FMISO PET can provide prognostic information immediately and non-invasively. Clinical symptoms often progress rapidly in brain tumor patients. In such cases, FMISO PET findings might be able to quickly provide information to evaluate necrosis as well as information for differential diagnosis. Furthermore, some cases would benefit from omission of biopsy based on FMISO PET examination, especially elderly patients or patients with severe complications.

Semi-quantitative analysis may be informative for evaluation of FMISO PET. When cases presented with equivocal FMISO accumulation, the visual evaluations by multiple radiologists did not always correspond. In this study, we defined these cases as FMISO negative. In contrast, semi-quantitative analysis could more definitely evaluate these intermediate FMISO uptakes. TNR = 1.67 might be an adequate cut-off value for the prediction of necrosis. Therefore, we should consider the TNR when evaluating FMISO PET, especially in lesions that show equivocal FMISO uptake. In fact, there were four cases of exceptions in visual analysis. Two cases in group 2 and two cases in group 3 with necrosis-positive samples showing FMISO-negative uptake. One of the group 2 cases, which were diagnosed as AO, had a TNR of 2.00, and AE had a TNR of 1.81. Moreover, the two nuclear medicine physicians both evaluated the same area as intermediate or high. Therefore, FMISO uptake in this case may be a significant finding. On the other hand, two cases in group 3 diagnosed as PCNSL showed lower TNRs, and visual analysis did not indicate a matched area. We considered that there might be other mechanisms of necrosis induction in PCNSL.
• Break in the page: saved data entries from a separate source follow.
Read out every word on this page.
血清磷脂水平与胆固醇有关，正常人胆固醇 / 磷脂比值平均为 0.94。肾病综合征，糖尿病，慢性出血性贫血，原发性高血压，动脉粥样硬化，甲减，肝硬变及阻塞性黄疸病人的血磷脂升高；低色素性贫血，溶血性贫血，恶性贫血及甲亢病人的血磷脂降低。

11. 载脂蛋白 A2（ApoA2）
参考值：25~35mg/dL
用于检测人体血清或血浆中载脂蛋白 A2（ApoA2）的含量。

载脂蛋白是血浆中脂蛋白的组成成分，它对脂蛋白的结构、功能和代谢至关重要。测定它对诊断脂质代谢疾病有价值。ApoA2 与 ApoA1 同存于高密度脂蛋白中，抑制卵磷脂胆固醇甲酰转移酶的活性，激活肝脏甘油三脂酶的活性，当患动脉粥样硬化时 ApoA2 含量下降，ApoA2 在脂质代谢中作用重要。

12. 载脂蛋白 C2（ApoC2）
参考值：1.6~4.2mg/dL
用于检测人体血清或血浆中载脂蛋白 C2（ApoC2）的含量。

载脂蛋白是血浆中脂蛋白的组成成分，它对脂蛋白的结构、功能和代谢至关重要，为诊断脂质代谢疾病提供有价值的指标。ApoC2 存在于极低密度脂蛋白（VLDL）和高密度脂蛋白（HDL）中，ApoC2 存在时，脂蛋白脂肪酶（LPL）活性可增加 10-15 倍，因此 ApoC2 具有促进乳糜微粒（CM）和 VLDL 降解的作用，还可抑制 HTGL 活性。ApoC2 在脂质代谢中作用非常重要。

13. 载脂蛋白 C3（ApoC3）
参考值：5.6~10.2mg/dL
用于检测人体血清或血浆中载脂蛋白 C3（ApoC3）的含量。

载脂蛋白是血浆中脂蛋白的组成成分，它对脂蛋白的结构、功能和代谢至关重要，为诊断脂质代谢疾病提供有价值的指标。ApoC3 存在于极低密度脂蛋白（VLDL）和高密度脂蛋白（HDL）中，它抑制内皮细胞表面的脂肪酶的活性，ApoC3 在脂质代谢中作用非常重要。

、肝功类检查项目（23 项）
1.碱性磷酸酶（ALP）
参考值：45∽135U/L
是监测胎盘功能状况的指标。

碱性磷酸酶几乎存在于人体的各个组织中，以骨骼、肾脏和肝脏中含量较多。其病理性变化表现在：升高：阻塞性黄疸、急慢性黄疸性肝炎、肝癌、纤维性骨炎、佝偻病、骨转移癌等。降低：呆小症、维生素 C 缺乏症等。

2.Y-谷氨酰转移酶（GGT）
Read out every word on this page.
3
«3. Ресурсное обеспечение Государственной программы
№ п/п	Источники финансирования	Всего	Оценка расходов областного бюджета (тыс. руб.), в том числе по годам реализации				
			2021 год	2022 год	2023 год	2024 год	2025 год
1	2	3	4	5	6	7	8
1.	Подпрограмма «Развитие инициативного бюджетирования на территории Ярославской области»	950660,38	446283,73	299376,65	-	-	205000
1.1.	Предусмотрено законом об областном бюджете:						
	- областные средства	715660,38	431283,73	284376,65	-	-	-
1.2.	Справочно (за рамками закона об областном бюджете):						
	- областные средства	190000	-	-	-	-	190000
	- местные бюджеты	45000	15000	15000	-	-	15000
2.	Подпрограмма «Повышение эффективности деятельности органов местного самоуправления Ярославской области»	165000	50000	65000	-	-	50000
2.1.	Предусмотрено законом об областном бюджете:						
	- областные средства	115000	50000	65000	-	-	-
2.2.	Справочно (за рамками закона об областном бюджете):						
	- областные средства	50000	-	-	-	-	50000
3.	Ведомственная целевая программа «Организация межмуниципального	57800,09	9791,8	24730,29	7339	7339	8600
The potential pitfall of the correlation between FMISO and necrosis may be treatment-induced necrotic changes resulting from steroids or other chemotherapeutic drugs administered before tumor sampling. Such changes may also affect pathological evaluation. To avoid this possibility, we excluded patients who underwent any treatments before FMISO PET and tumor sampling.

One of the limitations of this study was the small numbers of patients, especially in group 3. The tolerance to hypoxia might be different among histopathological features. We are also interested in evaluating protein expression, gene mutations, and any other differences between FMISO uptake-positive and -negative lesions. Further studies, especially of non-glioma patient populations, are necessary to verify our results and clarify the molecular fundamentals.

Conclusions

This study demonstrated a strong correlation between the presence of necrosis and FMISO uptake. Regardless of pathological subtypes, FMISO uptake within the lesion indicated the presence of necrosis. Our results suggest that FMISO PET could provide important information for treatment decisions and surgical strategies of any type of brain tumor.